Recently, the icu4x project had a bit of a debate about whether our crates should be icu_foo
or icu-foo
. The primary motivating factor for both sides was not aesthetics, rather it was what people will default to. icu-foo
was motivated with the argument that dashes are what most people typically default to, whereas icu_foo
was motivated with the argument that newcomers who may not be 100% familiar with the dash-to-underscore conversion that happens before Rust code sees the crate name, and it's better to be consistent for them. Rather belatedly, we realized that we had already published an icu-locale
crate, effectively locking us in to dashes (or picking a new name for the locale crate) if we want internal consistency.
I'd been thinking about this for a while, but this incident really motivated me to finally post this pre-RFC.
Summary
Crates.io, cargo, and docs.rs will treat crate names as identical under transformations where dashes and slashes are replaced.
Crates will still have a canonical name that uses dashes or slashes, but it only matters for presentation.
Motivation
Crates.io already prevents you from publishing foo_bar
when foo-bar
already exists (and vice versa). The equivalence class of crate names under replacement between dashes and underscores already uniquely defines a single crate. Crates.io and docs.rs already perform redirects.
However, every time I type a crate name in Cargo.toml I need to remember whether the crate uses dashes or underscores. This is annoying and rather unnecessary.
New projects are also forced to make a choice between dashes and underscores, and most of the tradeoffs there have to do with the choice that people will pick first (to minimize friction when working with this crate). Dashes are more of a typical default pick, but new Rustaceans not aware of the dash-to-underscore conversion may first try underscores.
The Rust project so far has not made a stance strongly preferring one or the other, nor does it seem likely, so this problem isn't going anywhere.
It seems to me we can make all of this a moot point by treating them as equivalent in the backends.
Guide-level explanation
Crates with underscores or dashes in their names can be referred to with any name that is equivalent to the original under the replacement of one or more dash/underscore with the other separator. This applies to Cargo.toml, crates.io, and docs.rs.
Reference-level explanation
When published, crates have a canonical name which is their name when published. This crate will have an equivalence class equal to all names that can be formed by replacing one or more -
with _
or vice versa in the crate.
crates.io
and docs.rs
will perform redirects when you visit any name within the equivalence class that is not the canonical name (This is already the case)
Cargo will also treat these crates as equivalent.

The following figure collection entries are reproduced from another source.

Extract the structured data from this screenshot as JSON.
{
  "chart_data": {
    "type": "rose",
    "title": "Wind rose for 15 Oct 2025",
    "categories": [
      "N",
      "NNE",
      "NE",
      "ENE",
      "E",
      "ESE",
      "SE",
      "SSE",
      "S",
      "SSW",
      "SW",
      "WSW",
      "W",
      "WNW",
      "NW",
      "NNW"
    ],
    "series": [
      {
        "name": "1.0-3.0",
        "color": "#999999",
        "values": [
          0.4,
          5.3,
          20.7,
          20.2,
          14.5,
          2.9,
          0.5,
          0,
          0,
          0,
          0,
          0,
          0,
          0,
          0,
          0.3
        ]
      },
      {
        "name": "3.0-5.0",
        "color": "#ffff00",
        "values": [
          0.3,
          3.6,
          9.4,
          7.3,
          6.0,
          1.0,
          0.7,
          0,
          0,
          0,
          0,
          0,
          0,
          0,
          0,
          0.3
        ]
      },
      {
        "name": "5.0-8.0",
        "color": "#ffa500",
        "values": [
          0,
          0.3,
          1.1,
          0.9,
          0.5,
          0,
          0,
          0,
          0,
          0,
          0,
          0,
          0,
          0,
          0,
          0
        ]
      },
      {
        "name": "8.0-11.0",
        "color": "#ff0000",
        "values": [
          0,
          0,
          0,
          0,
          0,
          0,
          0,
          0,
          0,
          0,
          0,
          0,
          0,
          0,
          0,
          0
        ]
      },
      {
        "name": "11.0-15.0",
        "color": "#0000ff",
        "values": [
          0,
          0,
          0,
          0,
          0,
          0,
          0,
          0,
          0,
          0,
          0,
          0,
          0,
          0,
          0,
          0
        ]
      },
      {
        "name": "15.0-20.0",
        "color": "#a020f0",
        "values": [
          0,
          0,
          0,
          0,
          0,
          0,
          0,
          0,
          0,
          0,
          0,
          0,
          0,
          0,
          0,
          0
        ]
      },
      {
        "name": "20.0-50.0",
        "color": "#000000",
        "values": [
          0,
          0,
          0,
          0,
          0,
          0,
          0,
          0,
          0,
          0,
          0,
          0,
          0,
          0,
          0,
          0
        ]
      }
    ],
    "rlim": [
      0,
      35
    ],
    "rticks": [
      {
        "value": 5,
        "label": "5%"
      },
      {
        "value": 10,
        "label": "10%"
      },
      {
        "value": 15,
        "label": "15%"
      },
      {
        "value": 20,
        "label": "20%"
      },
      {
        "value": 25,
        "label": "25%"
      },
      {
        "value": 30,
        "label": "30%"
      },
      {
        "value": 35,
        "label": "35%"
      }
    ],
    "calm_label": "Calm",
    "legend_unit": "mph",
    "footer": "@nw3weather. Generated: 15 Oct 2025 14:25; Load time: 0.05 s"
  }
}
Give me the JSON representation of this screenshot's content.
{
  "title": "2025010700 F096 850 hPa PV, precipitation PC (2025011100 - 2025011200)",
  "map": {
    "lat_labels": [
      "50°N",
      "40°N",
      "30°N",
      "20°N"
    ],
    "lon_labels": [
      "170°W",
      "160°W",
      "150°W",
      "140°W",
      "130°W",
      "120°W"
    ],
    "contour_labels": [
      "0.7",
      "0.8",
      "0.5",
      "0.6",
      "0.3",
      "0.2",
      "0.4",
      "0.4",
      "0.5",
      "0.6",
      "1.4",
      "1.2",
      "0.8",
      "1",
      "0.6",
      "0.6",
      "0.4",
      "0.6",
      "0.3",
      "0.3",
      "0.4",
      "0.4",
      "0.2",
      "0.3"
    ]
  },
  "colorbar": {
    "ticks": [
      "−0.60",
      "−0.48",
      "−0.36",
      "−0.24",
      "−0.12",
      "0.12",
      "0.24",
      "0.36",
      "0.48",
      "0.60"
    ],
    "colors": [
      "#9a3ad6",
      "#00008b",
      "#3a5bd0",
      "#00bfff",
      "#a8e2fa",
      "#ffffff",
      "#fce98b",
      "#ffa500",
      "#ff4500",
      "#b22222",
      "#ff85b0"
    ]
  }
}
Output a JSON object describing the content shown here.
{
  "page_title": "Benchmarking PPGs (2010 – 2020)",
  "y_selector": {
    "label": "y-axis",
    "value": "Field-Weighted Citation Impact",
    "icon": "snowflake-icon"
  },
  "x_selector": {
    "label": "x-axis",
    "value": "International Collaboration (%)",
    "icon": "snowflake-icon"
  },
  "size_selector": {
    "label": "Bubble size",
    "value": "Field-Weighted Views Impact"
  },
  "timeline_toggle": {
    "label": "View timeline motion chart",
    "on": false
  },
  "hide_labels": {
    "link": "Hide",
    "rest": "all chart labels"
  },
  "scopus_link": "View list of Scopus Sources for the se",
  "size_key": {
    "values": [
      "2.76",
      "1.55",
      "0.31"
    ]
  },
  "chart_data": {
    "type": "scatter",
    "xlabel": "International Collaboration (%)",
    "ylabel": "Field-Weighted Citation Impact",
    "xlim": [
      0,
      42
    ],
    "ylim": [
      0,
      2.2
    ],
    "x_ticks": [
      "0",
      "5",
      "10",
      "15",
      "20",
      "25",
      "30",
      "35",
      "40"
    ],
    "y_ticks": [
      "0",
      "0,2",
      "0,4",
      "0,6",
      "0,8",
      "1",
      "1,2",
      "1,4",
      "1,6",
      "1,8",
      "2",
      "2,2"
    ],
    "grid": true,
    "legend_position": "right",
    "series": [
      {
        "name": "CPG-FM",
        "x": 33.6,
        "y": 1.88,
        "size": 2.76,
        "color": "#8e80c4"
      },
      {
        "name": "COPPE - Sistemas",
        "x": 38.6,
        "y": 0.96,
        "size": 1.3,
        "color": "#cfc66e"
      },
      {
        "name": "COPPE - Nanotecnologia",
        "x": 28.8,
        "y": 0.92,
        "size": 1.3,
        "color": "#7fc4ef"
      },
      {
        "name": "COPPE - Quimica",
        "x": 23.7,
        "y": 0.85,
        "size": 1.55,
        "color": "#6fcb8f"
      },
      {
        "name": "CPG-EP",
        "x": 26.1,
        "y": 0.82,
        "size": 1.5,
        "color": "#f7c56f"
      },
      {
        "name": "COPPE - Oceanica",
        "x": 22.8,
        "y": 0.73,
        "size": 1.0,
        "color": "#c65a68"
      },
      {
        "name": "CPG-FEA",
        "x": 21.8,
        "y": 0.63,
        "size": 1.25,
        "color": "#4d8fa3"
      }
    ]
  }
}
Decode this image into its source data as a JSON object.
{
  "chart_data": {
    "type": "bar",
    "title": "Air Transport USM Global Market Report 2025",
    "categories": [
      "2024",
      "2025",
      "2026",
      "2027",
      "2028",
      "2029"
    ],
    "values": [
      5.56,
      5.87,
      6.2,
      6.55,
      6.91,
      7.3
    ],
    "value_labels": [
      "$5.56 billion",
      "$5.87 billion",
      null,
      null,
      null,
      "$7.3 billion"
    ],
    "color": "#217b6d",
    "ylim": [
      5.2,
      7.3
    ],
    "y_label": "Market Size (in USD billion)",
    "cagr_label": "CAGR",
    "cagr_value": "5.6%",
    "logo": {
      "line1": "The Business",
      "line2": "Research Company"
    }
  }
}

When traversing the registry trie, it will traverse both underscore and dash options for the crate, picking up the first matching crate it finds. This is technically a breaking change for custom registries (see below), though I'm not sure if people would actually care about that.
Cargo will also treat names within this equivalence class as equivalent when looking for path or git dependencies, i.e. the following is okay:
# ./Cargo.toml
[dependencies]
foo-bar = {path = ../foobar}
# ../foobar/Cargo.toml
[package]
name = "foo_bar"
Cargo will, in its user interface, report the canonical name of the crate.
Drawbacks
It being forbidden to upload an underscore-crate when a dash-crate exists (and vice versa) is not a Cargo feature, it is a crates.io feature. It does not apply to custom registries. Any solution that makes the Cargo codebase itself aware of dashes and underscores may be a breaking change for custom registries.
We could potentially add support for "renames" to the registry format, however this will bloat the set of crates in the registry. Such a feature may eventually be useful for folks wishing to migrate to optional namespacing.
Rationale and alternatives
We could simply not do this, however this confusion seems to crop up a lot.
We could also "solve" this by, as a community, determining that either dashes or underscores is the accepted idiomatic style, and use those for newer crates. Over time this will diminish this problem, and if we ever add support for renames potentially get rid of the problem entirely.
Prior art
This has been in the past discussed at https://github.com/rust-lang/cargo/issues/2775
Unresolved questions
None so far
Future possibilities
It's worth considering the interaction of this feature with Pre-RFC: Packages as Optional Namespaces or whatever namespacing solution we pick. So far it does not clash.
Any solution that involves teaching Cargo about renames may also be useful for supporting renames for smoother migration to namespaced packages.